Тень от машины начала удлиняться. Кунтуар сидел молча, закрыв глаза и тяжело дыша. Старый охотник приткнулся в сторонке, обхватив обеими руками двустволку. Изредка он поднимал голову, оглядывался, прислушивался. Дильдабай залез под машину и лежал ничком, положив голову на руки. Видно, надежда окончательно покинула его.
Мысыр открыл аптечку, достал флакон глюкозы, ловко отбил острый кончик и влил прозрачную жидкость в рот дяди. Тот жадно проглотил и невнятно попросил:
— Еще…
— Нельзя.
— Почему?
— Не вода ведь — лекарство. Потом и другим может понадобиться.

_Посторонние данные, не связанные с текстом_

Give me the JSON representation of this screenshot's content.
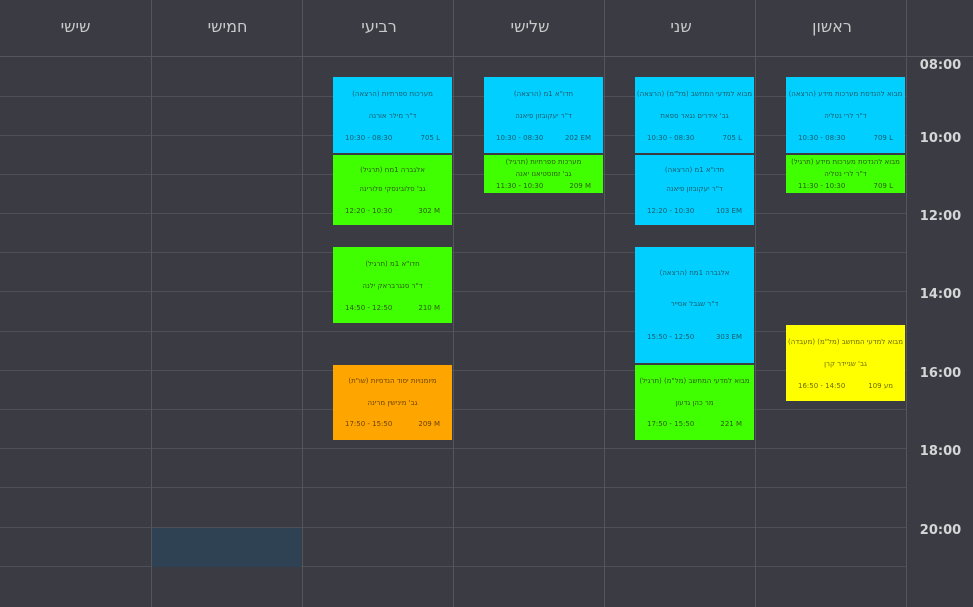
{
  "days": [
    "ראשון",
    "שני",
    "שלישי",
    "רביעי",
    "חמישי",
    "שישי"
  ],
  "times": [
    "08:00",
    "10:00",
    "12:00",
    "14:00",
    "16:00",
    "18:00",
    "20:00"
  ],
  "events": [
    {
      "title": "מבוא להנדסת מערכות מידע (הרצאה)",
      "lecturer": "ד\"ר לרי נטליה",
      "time": "10:30 - 08:30",
      "room": "709 L"
    },
    {
      "title": "מבוא להנדסת מערכות מידע (תרגיל)",
      "lecturer": "ד\"ר לרי נטליה",
      "time": "11:30 - 10:30",
      "room": "709 L"
    },
    {
      "title": "מבוא למדעי המחשב (מל\"מ) (מעבדה)",
      "lecturer": "גב' שניידר קרן",
      "time": "16:50 - 14:50",
      "room": "מע 109"
    },
    {
      "title": "מבוא למדעי המחשב (מל\"מ) (הרצאה)",
      "lecturer": "גב' אידרים נגאר ספאת",
      "time": "10:30 - 08:30",
      "room": "705 L"
    },
    {
      "title": "חדו\"א 1מ (הרצאה)",
      "lecturer": "ד\"ר יעקובזון פיאנה",
      "time": "12:20 - 10:30",
      "room": "103 EM"
    },
    {
      "title": "אלגברה 1מח (הרצאה)",
      "lecturer": "ד\"ר שגבל אסייר",
      "time": "15:50 - 12:50",
      "room": "303 EM"
    },
    {
      "title": "מבוא למדעי המחשב (מל\"מ) (תרגיל)",
      "lecturer": "מר כהן גדעון",
      "time": "17:50 - 15:50",
      "room": "221 M"
    },
    {
      "title": "חדו\"א 1מ (הרצאה)",
      "lecturer": "ד\"ר יעקובזון פיאנה",
      "time": "10:30 - 08:30",
      "room": "202 EM"
    },
    {
      "title": "מערכות ספרתיות (תרגיל)",
      "lecturer": "גב' זמוסטיאנו יאנה",
      "time": "11:30 - 10:30",
      "room": "209 M"
    },
    {
      "title": "מערכות ספרתיות (הרצאה)",
      "lecturer": "ד\"ר מילר אורנה",
      "time": "10:30 - 08:30",
      "room": "705 L"
    },
    {
      "title": "אלגברה 1מח (תרגיל)",
      "lecturer": "גב' סלובינסקי פלורינה",
      "time": "12:20 - 10:30",
      "room": "302 M"
    },
    {
      "title": "חדו\"א 1מ (תרגיל)",
      "lecturer": "ד\"ר סנגרבראק ילנה",
      "time": "14:50 - 12:50",
      "room": "210 M"
    },
    {
      "title": "מיומנויות יסוד הנדסיות (שו\"ת)",
      "lecturer": "גב' מינישין מרינה",
      "time": "17:50 - 15:50",
      "room": "209 M"
    }
  ],
  "colors": {
    "lecture": "#00cfff",
    "practice": "#40ff00",
    "lab": "#ffff00",
    "workshop": "#ffa500"
  }
}
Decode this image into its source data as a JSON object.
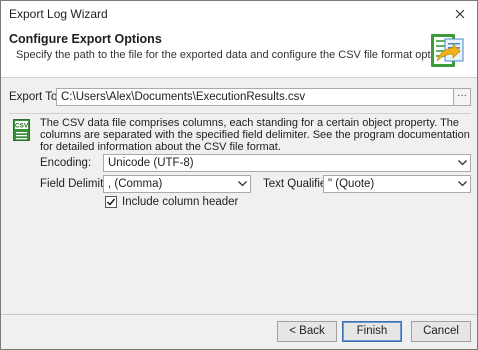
{
  "window": {
    "title": "Export Log Wizard"
  },
  "header": {
    "title": "Configure Export Options",
    "subtitle": "Specify the path to the file for the exported data and configure the CSV file format options.",
    "icon": "export-to-file-icon"
  },
  "export": {
    "label": "Export To:",
    "path": "C:\\Users\\Alex\\Documents\\ExecutionResults.csv",
    "browse_label": "···"
  },
  "csv": {
    "icon": "csv-file-icon",
    "description": "The CSV data file comprises columns, each standing for a certain object property. The columns are separated with the specified field delimiter. See the program documentation for detailed information about the CSV file format.",
    "encoding_label": "Encoding:",
    "encoding_value": "Unicode (UTF-8)",
    "delimiter_label": "Field Delimiter:",
    "delimiter_value": ", (Comma)",
    "qualifier_label": "Text Qualifier:",
    "qualifier_value": "\" (Quote)",
    "include_header_label": "Include column header",
    "include_header_checked": true
  },
  "buttons": {
    "back": "< Back",
    "finish": "Finish",
    "cancel": "Cancel"
  }
}
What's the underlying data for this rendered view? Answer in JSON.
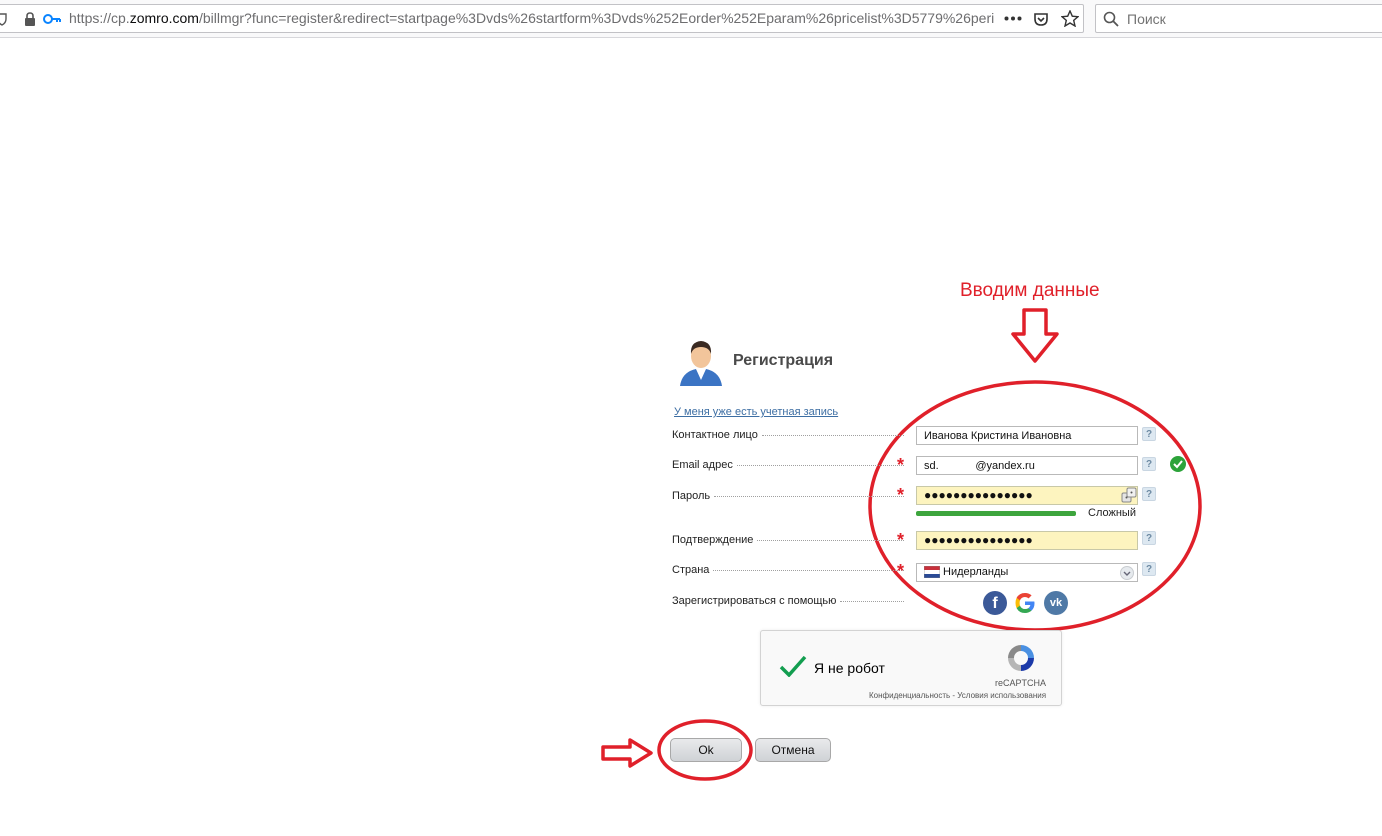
{
  "browser": {
    "url_prefix": "https://cp.",
    "url_domain": "zomro.com",
    "url_rest": "/billmgr?func=register&redirect=startpage%3Dvds%26startform%3Dvds%252Eorder%252Eparam%26pricelist%3D5779%26perio",
    "search_placeholder": "Поиск"
  },
  "annotation": {
    "title": "Вводим данные"
  },
  "form": {
    "title": "Регистрация",
    "have_account_link": "У меня уже есть учетная запись",
    "fields": {
      "contact": {
        "label": "Контактное лицо",
        "value": "Иванова Кристина Ивановна"
      },
      "email": {
        "label": "Email адрес",
        "value": "sd.            @yandex.ru"
      },
      "password": {
        "label": "Пароль",
        "value": "●●●●●●●●●●●●●●●",
        "strength": "Сложный",
        "strength_fraction": 1.0
      },
      "confirm": {
        "label": "Подтверждение",
        "value": "●●●●●●●●●●●●●●●"
      },
      "country": {
        "label": "Страна",
        "value": "Нидерланды"
      },
      "social": {
        "label": "Зарегистрироваться с помощью"
      }
    },
    "help_symbol": "?",
    "required_symbol": "*"
  },
  "captcha": {
    "label": "Я не робот",
    "brand": "reCAPTCHA",
    "links": "Конфиденциальность - Условия использования"
  },
  "buttons": {
    "ok": "Ok",
    "cancel": "Отмена"
  },
  "colors": {
    "annotation_red": "#e0202a",
    "strength_green": "#3da53d",
    "input_highlight": "#fdf4bf"
  }
}
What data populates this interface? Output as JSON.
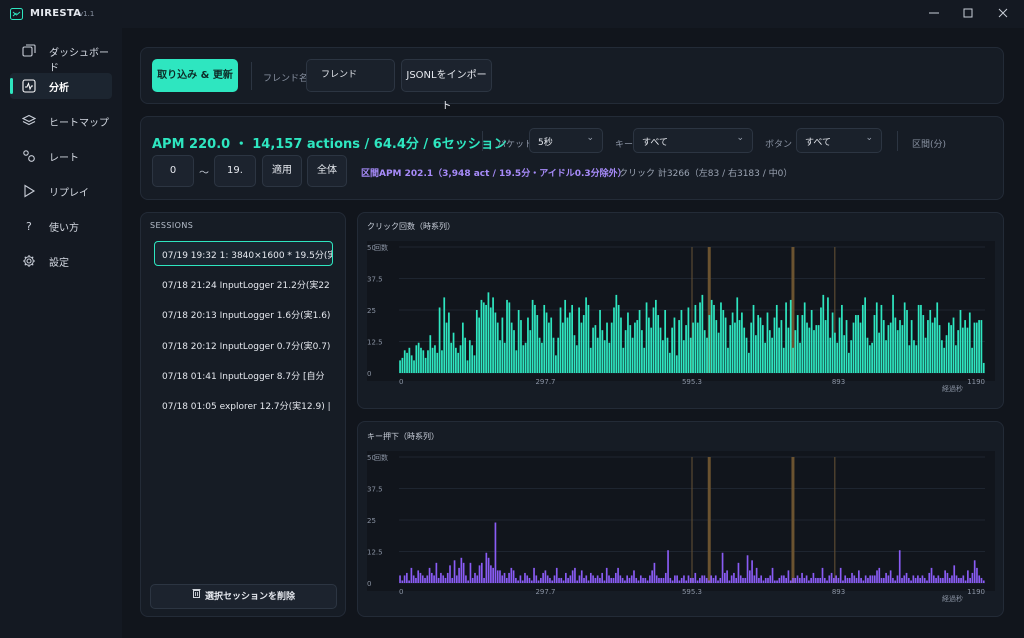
{
  "app": {
    "name": "MIRESTA",
    "version": "v1.1"
  },
  "sidebar": {
    "items": [
      {
        "label": "ダッシュボード",
        "icon": "dashboard-icon"
      },
      {
        "label": "分析",
        "icon": "analysis-icon",
        "active": true
      },
      {
        "label": "ヒートマップ",
        "icon": "layers-icon"
      },
      {
        "label": "レート",
        "icon": "rate-icon"
      },
      {
        "label": "リプレイ",
        "icon": "play-icon"
      },
      {
        "label": "使い方",
        "icon": "help-icon"
      },
      {
        "label": "設定",
        "icon": "gear-icon"
      }
    ]
  },
  "toolbar": {
    "import_button": "取り込み & 更新",
    "friend_label": "フレンド名",
    "friend_value": "フレンド",
    "jsonl_button": "JSONLをインポート"
  },
  "stats": {
    "summary": "APM 220.0 ・ 14,157 actions / 64.4分 / 6セッション",
    "bucket_label": "バケット",
    "bucket_value": "5秒",
    "key_label": "キー",
    "key_value": "すべて",
    "button_label": "ボタン",
    "button_value": "すべて",
    "range_label": "区間(分)",
    "range_from": "0",
    "range_sep": "〜",
    "range_to": "19.",
    "apply_button": "適用",
    "all_button": "全体",
    "range_apm": "区間APM 202.1（3,948 act / 19.5分・アイドル0.3分除外）",
    "click_total": "クリック 計3266（左83 / 右3183 / 中0）"
  },
  "sessions": {
    "title": "SESSIONS",
    "items": [
      "07/19 19:32  1: 3840×1600 *  19.5分(実",
      "07/18 21:24  InputLogger  21.2分(実22",
      "07/18 20:13  InputLogger  1.6分(実1.6)",
      "07/18 20:12  InputLogger  0.7分(実0.7)",
      "07/18 01:41  InputLogger  8.7分  [自分",
      "07/18 01:05  explorer  12.7分(実12.9)  |"
    ],
    "selected_index": 0,
    "delete_button": "選択セッションを削除"
  },
  "chart_data": [
    {
      "type": "bar",
      "title": "クリック回数（時系列）",
      "ylabel": "回数",
      "xlabel": "経過秒",
      "ylim": [
        0,
        50
      ],
      "yticks": [
        "0",
        "12.5",
        "25",
        "37.5",
        "50"
      ],
      "xlim": [
        0,
        1190
      ],
      "xticks": [
        "0",
        "297.7",
        "595.3",
        "893",
        "1190"
      ],
      "bar_color": "#2ee6c0",
      "idle_markers_seconds": [
        595,
        630,
        800,
        885
      ],
      "values": [
        5,
        6,
        9,
        8,
        10,
        7,
        5,
        11,
        12,
        10,
        9,
        6,
        9,
        15,
        10,
        11,
        8,
        26,
        9,
        30,
        20,
        24,
        12,
        16,
        10,
        8,
        11,
        20,
        14,
        5,
        13,
        11,
        7,
        25,
        22,
        29,
        28,
        27,
        32,
        26,
        30,
        24,
        20,
        13,
        22,
        12,
        29,
        28,
        20,
        17,
        9,
        25,
        21,
        11,
        12,
        22,
        17,
        29,
        27,
        23,
        14,
        12,
        27,
        24,
        20,
        22,
        14,
        7,
        14,
        26,
        20,
        29,
        22,
        24,
        27,
        15,
        11,
        26,
        20,
        23,
        30,
        27,
        10,
        18,
        19,
        14,
        25,
        17,
        13,
        20,
        12,
        20,
        26,
        31,
        27,
        22,
        10,
        17,
        24,
        19,
        14,
        20,
        21,
        25,
        17,
        10,
        28,
        22,
        18,
        26,
        29,
        23,
        18,
        13,
        25,
        14,
        8,
        18,
        22,
        7,
        21,
        25,
        13,
        19,
        26,
        14,
        20,
        27,
        20,
        28,
        31,
        17,
        14,
        23,
        29,
        27,
        21,
        16,
        28,
        25,
        22,
        10,
        19,
        24,
        20,
        30,
        21,
        24,
        18,
        14,
        8,
        20,
        27,
        15,
        23,
        22,
        19,
        12,
        24,
        17,
        14,
        22,
        27,
        18,
        21,
        10,
        28,
        18,
        29,
        10,
        17,
        23,
        12,
        23,
        28,
        20,
        18,
        25,
        17,
        19,
        19,
        26,
        31,
        21,
        30,
        14,
        24,
        16,
        12,
        22,
        27,
        15,
        21,
        8,
        13,
        20,
        23,
        23,
        20,
        27,
        30,
        14,
        11,
        12,
        23,
        28,
        16,
        27,
        21,
        13,
        19,
        20,
        31,
        22,
        17,
        21,
        19,
        28,
        25,
        11,
        21,
        13,
        11,
        27,
        27,
        23,
        14,
        21,
        25,
        20,
        22,
        28,
        19,
        13,
        10,
        15,
        20,
        19,
        22,
        11,
        17,
        25,
        18,
        21,
        18,
        24,
        10,
        20,
        20,
        21,
        21,
        4
      ]
    },
    {
      "type": "bar",
      "title": "キー押下（時系列）",
      "ylabel": "回数",
      "xlabel": "経過秒",
      "ylim": [
        0,
        50
      ],
      "yticks": [
        "0",
        "12.5",
        "25",
        "37.5",
        "50"
      ],
      "xlim": [
        0,
        1190
      ],
      "xticks": [
        "0",
        "297.7",
        "595.3",
        "893",
        "1190"
      ],
      "bar_color": "#8a5cf5",
      "idle_markers_seconds": [
        595,
        630,
        800,
        885
      ],
      "values": [
        3,
        1,
        3,
        4,
        1,
        6,
        3,
        2,
        5,
        4,
        3,
        2,
        3,
        6,
        4,
        3,
        8,
        2,
        4,
        3,
        2,
        4,
        7,
        2,
        9,
        3,
        6,
        10,
        8,
        3,
        1,
        8,
        2,
        4,
        3,
        7,
        8,
        2,
        12,
        10,
        7,
        6,
        24,
        5,
        5,
        3,
        4,
        2,
        4,
        6,
        5,
        2,
        1,
        3,
        1,
        4,
        3,
        2,
        1,
        6,
        3,
        1,
        2,
        4,
        5,
        3,
        2,
        1,
        3,
        6,
        2,
        2,
        1,
        4,
        2,
        3,
        5,
        6,
        1,
        3,
        5,
        2,
        3,
        1,
        4,
        3,
        2,
        3,
        2,
        4,
        1,
        6,
        3,
        2,
        2,
        4,
        6,
        3,
        2,
        1,
        3,
        2,
        3,
        5,
        2,
        1,
        3,
        2,
        2,
        1,
        3,
        5,
        8,
        3,
        2,
        2,
        2,
        4,
        13,
        2,
        1,
        3,
        3,
        1,
        2,
        3,
        1,
        3,
        2,
        2,
        4,
        1,
        2,
        3,
        3,
        2,
        1,
        3,
        2,
        3,
        1,
        2,
        12,
        4,
        5,
        1,
        3,
        4,
        2,
        8,
        3,
        2,
        2,
        11,
        5,
        9,
        3,
        6,
        2,
        3,
        1,
        2,
        2,
        3,
        6,
        1,
        1,
        2,
        3,
        3,
        2,
        5,
        1,
        2,
        2,
        3,
        2,
        4,
        2,
        3,
        1,
        2,
        4,
        2,
        2,
        2,
        6,
        2,
        1,
        3,
        4,
        2,
        3,
        2,
        6,
        1,
        3,
        2,
        2,
        4,
        3,
        2,
        5,
        2,
        1,
        3,
        2,
        3,
        3,
        3,
        5,
        6,
        2,
        2,
        4,
        3,
        5,
        2,
        1,
        3,
        13,
        2,
        3,
        4,
        2,
        1,
        3,
        2,
        3,
        2,
        3,
        2,
        1,
        4,
        6,
        3,
        2,
        3,
        2,
        2,
        5,
        4,
        2,
        3,
        7,
        3,
        2,
        2,
        3,
        1,
        5,
        2,
        4,
        9,
        6,
        3,
        2,
        1
      ]
    }
  ]
}
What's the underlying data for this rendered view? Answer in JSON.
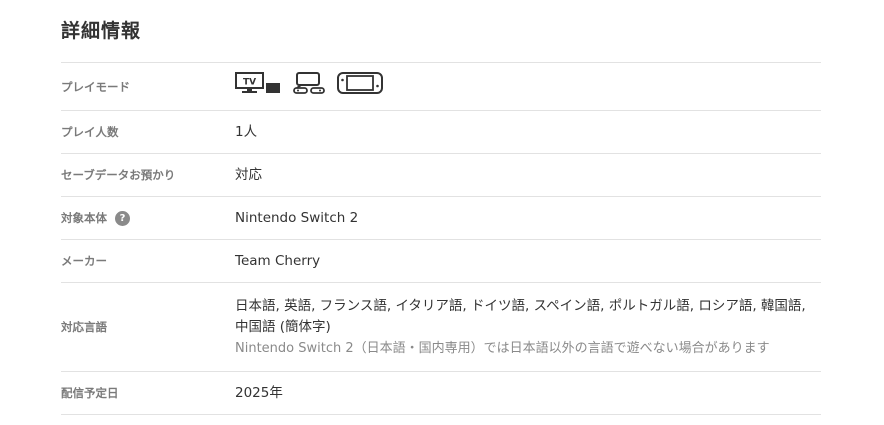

— Зачем тебе другие? О дяде своем позаботься, дурень!
Мысыр смутился. В уме ли Аяпберген? Значит, другие пусть пропадают, лишь бы он в живых остался? Так, что ли, получается?
— Нет, вам пока достаточно.
— Но я же от жажды умираю…
— Вздор… Потерпите!
Кунтуар, оказывается, не спал и все слышал. Приоткрыв покрасневшие глаза, он брезгливо буркнул:
— Да отдай ты ему все. Пусть живет. А то, не приведи господь, рухнет опора казахов…
Мысыр молча сел на свое место. Ему стало неловко за своего нагаши. Да как он мог такое сказать? Может, у него рассудок помутился? Никогда он малодушным не был. И горечь, и сладость жизни изведал. В трудное время, бывало, и Мысыру помогал, да не один раз. Именно благодаря ему удалось окончить медучилище. Постеснялся бы товарища своего, Кунтуара. Как он завтра ему в глаза посмотрит? Или думает, что уже пришел конец? Какое малодушие?! Что за безволие? Мысыр впервые видел своего нагаши в таком жалком состоянии.
Шофер под машиной тоже не подает признаков жизни. Уж не обморок ли с ним? К парню этому душа не лежит, но сейчас не до того. Мысыр подлез к Дильдабаю, рванул за плечо.
— Эй, вставай! Что с тобой?
Дильдабай лежал, как колода. "Э, действительно, худо с парнем".
Мысыр сунул руку под грудь шофера, перевернул его на епийу. Потом склонился над ним и… Дильдабай, что называется, дрыхнул без задних ног! Мысыр, пожалуй, впервые проникся к нему уважением. Все вокруг задыхаются, места себе не находят, а этот безмятежно храпит, позабыв обо всем на свете. Ну, не молодец ли?
Кунтуар сорвал с себя рубашку.
— Горю весь… Может, так легче станет…
— Ай, вряд ли…
— Ну, и пусть! Хоть и подохну, так по крайней мере тело не стесню.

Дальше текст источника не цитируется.